When I was a kid, I had the classic childhood experiences of being extremely excited by holidays and birthdays and other special occasions (getting a new kitten!). The days of being thrilled by such things are long gone (new kittens excepted), but birthdays and holidays have been replaced by new thrilling events in my life. Some of these new thrilling events are in my professional life.
This week, I am feeling very excited about getting some new Science Results very soon. I CAN'T WAIT TO GET THESE RESULTS.
If the results are not great, I will be rather crushed. I have learned to deal with the disappointment of getting nautical-themed dishtowels from my mother for my birthday nearly every year, but I'm not sure I'm ready for the disappointment if these much-anticipated results do not live up to my expectations. If the results are boring or bad, I'll deal with it, move on, recover etc., but I hope I don't have to.
But if the results turn out to be as great as I expect/hope them to be.. it will be just like getting a dozen new kittens.
I'm not sure why the anticipation of interesting research results reminds me of childhood. I don't think data-anticipation is a particularly childish thing, but the feeling of excitement leading up to the revealing of the new results reminds me of that old-time thrill of special events. And I am counting the days.
Among a certain circle of colleagues of mine, there is the tendency to classify grad students as to whether they have a passion for research or not. There are various terms for the passion-for-research characteristic, many of them involving words like "fire".
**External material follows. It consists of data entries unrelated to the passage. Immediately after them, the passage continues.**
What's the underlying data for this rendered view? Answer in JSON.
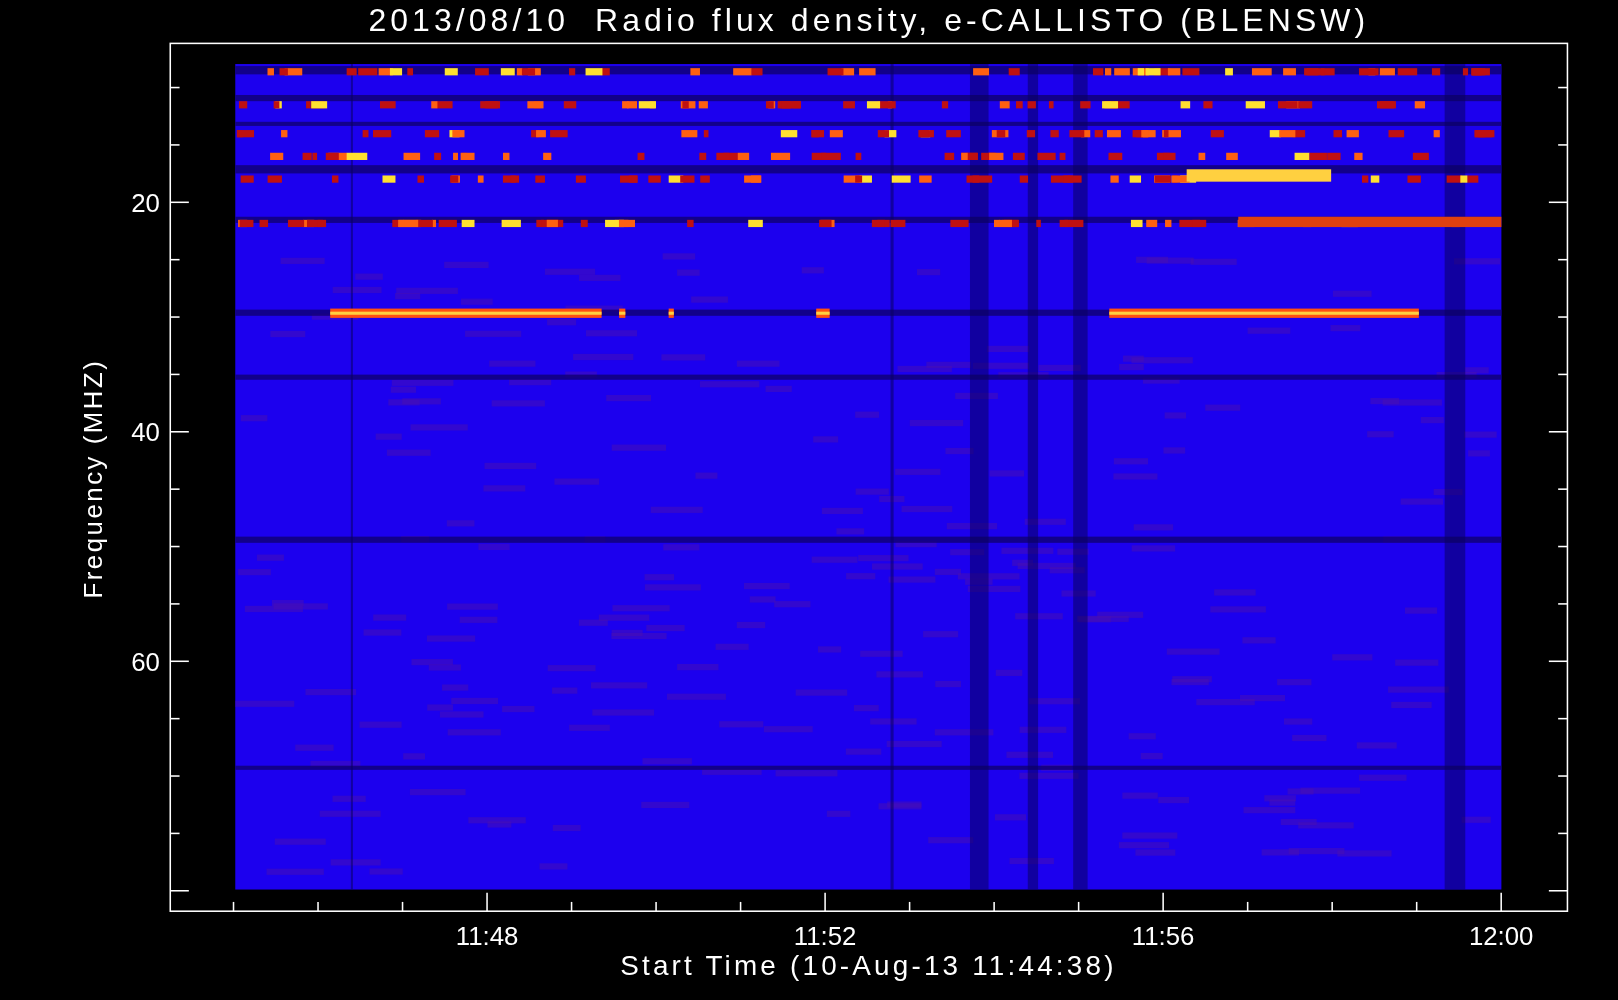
{
  "title": "2013/08/10  Radio flux density, e-CALLISTO (BLENSW)",
  "y_axis": {
    "label": "Frequency (MHZ)",
    "ticks": [
      "20",
      "40",
      "60"
    ]
  },
  "x_axis": {
    "label": "Start Time (10-Aug-13 11:44:38)",
    "ticks": [
      "11:48",
      "11:52",
      "11:56",
      "12:00"
    ]
  }
}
It is not a requirement that grad students live and breathe research and only research -- I hope that we can all appreciate a hardworking student who has other interests in life -- but even a non-monomaniacal student should (ideally) want to investigate (and be given the opportunity to investigate) some questions or problems that they find deeply interesting. They should (ideally) feel the urge to discover things, and then also feel the excitement of discovery when it happens.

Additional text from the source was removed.